The franchise agreement between Hoggers and Famous Brands was to end on February 28, 2024.
Hoggers operated seven food outlets including Debonairs Pizza Muindi Mbingu Street, Steers Muindi Mbingu Street and Debonairs Pizza Ngong Road.
Others are Steers Ngong Road, Debonairs Pizza Kiambu Road, Steers Donholm and and Debonairs Donholm.
Prudential Capital Partners is another company fighting for the Text Book Centre franchise, which is threatening to slip through its fingers.
The firm went to court to stop the termination of the franchise by Textbook Centre Ltd, terming it unlawful.
High Court judge Wilfrida Okwany issued a temporary injunction restraining Textbook Centre from interfering with Prudential’s franchised stores in Thika and Kiambu.
However, the judge restrained Prudential from advertising, promoting, displaying, selling or offering for sale trademarks “Text book Centre” at Greenspan Mall, Nairobi.
Text Book Centre said that from March 2019, it supplied orders to Prudential worth Sh31.632 million. However, it had only received Sh9,094,641 in payment, leaving a balance of Sh23,642,167.55.
Prudential is accused of opening the store at Greenspan Mall despite the franchise owner refusing to approve the request owing to its concerns over performance at the approved outlets in Kiambu and Thika.
Through its managing director, Text Book Centre said Prudential sought and was awarded a letter of offer dated December 1, 2019 by Tuskys supermarket for marketing, advertisement and promotion of TCB-branded products at Tuskys branches including at Greenspan, Tom Mboya and T-Mall.

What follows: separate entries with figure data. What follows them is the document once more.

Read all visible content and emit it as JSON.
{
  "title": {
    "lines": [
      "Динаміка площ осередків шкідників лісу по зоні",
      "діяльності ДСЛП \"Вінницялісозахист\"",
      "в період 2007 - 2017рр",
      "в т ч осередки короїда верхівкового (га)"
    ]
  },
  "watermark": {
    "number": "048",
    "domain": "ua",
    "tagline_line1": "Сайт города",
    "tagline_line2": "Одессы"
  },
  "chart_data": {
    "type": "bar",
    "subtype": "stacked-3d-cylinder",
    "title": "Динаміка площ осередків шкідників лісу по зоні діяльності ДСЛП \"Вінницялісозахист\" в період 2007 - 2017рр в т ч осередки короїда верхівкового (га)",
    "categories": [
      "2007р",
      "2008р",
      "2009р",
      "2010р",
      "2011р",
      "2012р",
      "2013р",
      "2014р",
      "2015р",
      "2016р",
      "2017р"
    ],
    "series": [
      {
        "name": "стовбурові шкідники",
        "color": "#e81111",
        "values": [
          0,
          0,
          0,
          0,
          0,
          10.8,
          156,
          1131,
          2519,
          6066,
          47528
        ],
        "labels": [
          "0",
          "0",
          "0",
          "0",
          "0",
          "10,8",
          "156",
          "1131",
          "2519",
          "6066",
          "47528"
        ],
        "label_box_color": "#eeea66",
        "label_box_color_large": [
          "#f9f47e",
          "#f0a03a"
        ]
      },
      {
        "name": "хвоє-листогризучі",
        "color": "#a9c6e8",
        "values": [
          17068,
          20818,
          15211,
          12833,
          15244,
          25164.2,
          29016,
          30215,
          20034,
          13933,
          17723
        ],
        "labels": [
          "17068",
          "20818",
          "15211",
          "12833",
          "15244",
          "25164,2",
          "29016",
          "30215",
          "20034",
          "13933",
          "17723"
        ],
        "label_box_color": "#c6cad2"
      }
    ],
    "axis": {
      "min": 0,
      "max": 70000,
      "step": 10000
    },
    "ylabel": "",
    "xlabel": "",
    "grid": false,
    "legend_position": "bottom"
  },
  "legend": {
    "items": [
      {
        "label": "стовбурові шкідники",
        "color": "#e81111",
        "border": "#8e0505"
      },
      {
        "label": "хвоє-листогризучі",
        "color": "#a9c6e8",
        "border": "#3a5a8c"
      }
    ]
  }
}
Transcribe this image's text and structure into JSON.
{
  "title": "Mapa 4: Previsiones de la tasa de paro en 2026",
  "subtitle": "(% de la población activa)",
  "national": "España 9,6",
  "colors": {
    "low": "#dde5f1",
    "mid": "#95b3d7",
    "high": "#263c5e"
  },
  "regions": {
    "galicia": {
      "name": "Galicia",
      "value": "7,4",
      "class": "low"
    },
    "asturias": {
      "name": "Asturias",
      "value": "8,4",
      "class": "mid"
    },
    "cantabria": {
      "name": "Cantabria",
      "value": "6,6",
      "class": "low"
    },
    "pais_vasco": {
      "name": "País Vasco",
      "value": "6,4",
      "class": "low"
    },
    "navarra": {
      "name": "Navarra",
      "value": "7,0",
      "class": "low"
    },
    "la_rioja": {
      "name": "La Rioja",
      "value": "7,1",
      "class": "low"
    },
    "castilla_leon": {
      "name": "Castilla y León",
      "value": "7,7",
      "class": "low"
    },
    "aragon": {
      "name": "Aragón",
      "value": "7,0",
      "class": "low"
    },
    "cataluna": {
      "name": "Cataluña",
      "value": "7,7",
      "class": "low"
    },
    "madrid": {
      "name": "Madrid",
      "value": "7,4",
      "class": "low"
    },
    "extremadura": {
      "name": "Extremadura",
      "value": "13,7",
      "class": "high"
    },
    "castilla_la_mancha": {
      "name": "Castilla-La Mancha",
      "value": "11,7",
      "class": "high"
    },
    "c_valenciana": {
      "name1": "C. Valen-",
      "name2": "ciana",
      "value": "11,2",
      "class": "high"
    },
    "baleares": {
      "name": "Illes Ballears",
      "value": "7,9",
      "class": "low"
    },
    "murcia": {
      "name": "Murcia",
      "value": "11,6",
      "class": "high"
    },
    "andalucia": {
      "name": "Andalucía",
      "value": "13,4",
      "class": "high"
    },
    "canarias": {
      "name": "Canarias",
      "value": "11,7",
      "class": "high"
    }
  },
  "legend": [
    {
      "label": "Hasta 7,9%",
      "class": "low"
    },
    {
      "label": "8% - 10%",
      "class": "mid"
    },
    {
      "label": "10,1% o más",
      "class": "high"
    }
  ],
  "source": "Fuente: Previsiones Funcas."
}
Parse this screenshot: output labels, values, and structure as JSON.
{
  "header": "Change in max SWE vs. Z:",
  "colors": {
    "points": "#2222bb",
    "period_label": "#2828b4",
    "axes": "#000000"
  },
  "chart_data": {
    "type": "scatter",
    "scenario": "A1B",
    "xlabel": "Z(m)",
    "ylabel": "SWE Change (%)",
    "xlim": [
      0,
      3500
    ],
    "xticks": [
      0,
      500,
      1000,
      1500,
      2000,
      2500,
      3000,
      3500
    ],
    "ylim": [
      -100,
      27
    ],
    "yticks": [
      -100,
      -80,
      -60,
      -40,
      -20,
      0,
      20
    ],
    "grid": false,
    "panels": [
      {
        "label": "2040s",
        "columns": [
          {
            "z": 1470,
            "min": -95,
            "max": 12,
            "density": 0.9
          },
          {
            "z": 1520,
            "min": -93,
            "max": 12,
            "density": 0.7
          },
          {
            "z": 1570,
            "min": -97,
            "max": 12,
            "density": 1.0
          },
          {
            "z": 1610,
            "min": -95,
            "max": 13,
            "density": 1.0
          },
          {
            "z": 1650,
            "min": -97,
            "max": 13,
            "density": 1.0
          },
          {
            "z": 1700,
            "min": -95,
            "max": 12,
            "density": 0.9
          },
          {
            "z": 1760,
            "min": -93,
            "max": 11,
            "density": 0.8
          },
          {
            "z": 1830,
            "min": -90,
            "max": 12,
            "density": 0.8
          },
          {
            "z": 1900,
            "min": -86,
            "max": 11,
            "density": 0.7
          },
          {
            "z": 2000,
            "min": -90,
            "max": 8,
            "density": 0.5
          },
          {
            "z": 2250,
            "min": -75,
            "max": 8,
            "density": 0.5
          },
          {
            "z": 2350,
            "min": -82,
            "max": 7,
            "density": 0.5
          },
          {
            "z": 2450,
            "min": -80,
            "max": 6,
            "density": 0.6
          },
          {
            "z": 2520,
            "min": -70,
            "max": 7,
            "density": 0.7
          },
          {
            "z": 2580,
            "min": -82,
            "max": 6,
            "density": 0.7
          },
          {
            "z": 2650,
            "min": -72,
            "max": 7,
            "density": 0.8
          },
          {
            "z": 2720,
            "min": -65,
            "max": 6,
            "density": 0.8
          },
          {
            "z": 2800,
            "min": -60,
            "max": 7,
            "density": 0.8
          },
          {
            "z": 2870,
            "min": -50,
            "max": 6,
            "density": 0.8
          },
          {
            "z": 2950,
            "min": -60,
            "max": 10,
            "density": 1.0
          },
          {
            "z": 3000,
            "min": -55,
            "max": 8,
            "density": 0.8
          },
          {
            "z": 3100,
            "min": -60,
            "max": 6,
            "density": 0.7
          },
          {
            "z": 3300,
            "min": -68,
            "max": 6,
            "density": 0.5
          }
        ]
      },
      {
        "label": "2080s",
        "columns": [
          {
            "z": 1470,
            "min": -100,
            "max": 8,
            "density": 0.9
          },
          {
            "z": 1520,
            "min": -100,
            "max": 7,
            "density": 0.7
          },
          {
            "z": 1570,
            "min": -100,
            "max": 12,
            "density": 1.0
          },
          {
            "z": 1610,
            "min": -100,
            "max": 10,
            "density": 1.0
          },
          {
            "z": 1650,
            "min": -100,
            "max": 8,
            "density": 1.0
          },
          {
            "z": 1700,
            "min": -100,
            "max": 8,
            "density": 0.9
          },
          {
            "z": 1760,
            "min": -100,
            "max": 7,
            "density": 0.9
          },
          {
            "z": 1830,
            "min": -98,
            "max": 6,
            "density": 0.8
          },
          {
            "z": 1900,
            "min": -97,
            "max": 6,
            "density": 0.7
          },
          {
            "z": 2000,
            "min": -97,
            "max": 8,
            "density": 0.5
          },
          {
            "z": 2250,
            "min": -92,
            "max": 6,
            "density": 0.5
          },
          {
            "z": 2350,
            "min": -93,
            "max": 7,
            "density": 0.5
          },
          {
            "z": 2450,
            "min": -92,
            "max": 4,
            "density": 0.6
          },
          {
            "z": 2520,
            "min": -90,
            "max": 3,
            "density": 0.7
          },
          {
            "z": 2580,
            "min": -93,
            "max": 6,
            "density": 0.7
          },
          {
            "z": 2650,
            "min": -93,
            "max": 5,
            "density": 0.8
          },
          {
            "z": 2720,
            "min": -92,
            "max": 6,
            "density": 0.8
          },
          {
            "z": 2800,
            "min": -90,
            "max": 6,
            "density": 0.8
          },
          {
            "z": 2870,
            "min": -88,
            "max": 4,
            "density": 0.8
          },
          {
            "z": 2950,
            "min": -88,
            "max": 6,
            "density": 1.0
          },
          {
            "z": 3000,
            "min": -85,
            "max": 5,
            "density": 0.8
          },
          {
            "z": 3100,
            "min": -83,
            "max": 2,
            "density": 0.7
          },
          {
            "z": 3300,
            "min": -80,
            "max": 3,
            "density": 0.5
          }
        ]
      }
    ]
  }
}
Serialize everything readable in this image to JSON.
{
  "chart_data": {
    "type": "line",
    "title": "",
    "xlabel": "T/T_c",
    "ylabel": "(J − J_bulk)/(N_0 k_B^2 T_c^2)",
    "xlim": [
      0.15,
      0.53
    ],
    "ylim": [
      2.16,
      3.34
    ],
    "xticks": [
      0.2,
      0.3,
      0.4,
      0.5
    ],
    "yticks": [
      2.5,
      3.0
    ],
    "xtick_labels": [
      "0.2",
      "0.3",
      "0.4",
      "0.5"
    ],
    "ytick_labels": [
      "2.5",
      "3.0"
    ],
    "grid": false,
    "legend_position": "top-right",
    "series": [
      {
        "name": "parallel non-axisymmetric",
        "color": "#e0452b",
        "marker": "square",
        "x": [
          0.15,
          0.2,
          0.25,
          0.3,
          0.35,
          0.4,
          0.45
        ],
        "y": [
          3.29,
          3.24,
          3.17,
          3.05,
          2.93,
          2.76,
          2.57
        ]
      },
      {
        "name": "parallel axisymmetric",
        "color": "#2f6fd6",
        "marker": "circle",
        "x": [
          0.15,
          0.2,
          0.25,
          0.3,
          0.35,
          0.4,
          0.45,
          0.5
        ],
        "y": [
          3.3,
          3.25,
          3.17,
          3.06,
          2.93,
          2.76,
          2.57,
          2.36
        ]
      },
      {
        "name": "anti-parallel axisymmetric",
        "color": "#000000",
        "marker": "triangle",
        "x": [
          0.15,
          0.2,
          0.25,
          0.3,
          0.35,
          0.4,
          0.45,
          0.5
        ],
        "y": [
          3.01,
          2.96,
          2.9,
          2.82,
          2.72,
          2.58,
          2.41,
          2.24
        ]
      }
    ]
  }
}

Prudential, through James Mworia, denied that it breached the terms of the franchise agreement, adding that Text Book Centre’s claims were “founded on falsehoods and misrepresentation of facts”.
Mr Mworia also denied the claim that the firm owed Text Book Centre Sh23,642,167 as they were only required to remit money for goods or stock sold.
Vicious shareholder wrangles saw CMC Motors lose its franchise for Jaguar and Land Rover vehicles in 2012, with the South Africa-based Jaguar Land Rover instead inking a deal with RMA Group.
CMC had exclusively sold the brands in the Kenyan market for more than 50 years.
However, even after communication the brand owner communicated its decision to terminate the deal, CMC maintained that it had not lost the dealership.
In yet another contested deal, a local dealer in the vehicle rental market, Air Promotion Group East Africa, entered into an franchise agreement with Europcar International Sacco, a French multinational.
The agreement allowed the Air Promotion to carry out business in Kenya using internationally recognised Europcar marks.
To get the franchise, Philemon Mwakitawa was assisted by David Muriuki to develop the proposal. Thereafter, the company set up shop at the Jomo Kenyatta International Airport and proceeded to hire vehicles and drivers for purposes of the business.
Later, however, the parties fell out with Mr Muriuki claiming that he expended enormous resources towards acquiring the franchise and the company owed him Sh12 million.
Air Promotion alleged in a court filing that on or about January 12, 2019 Muriuki maliciously wrote a letter to Europcar intended to revoke the international franchise agreement (IFA).
“As a result of this letter the franchisor (Europcar) threatened to revoke the IFA due to negative publicity and squabbles between the management,” the company said.
“Attempts made with involvement of third parties to resolve the misunderstanding bore no fruit. The defendant (Muriuki) continued to threaten to publish negative material about the plaintiff to the franchisor”.
In a judgement given on May 14, 2020, the court barred Muriuki from interfering with the operation of the franchise until the case to determine whether Air Promotion owed him Sh12 million was heard.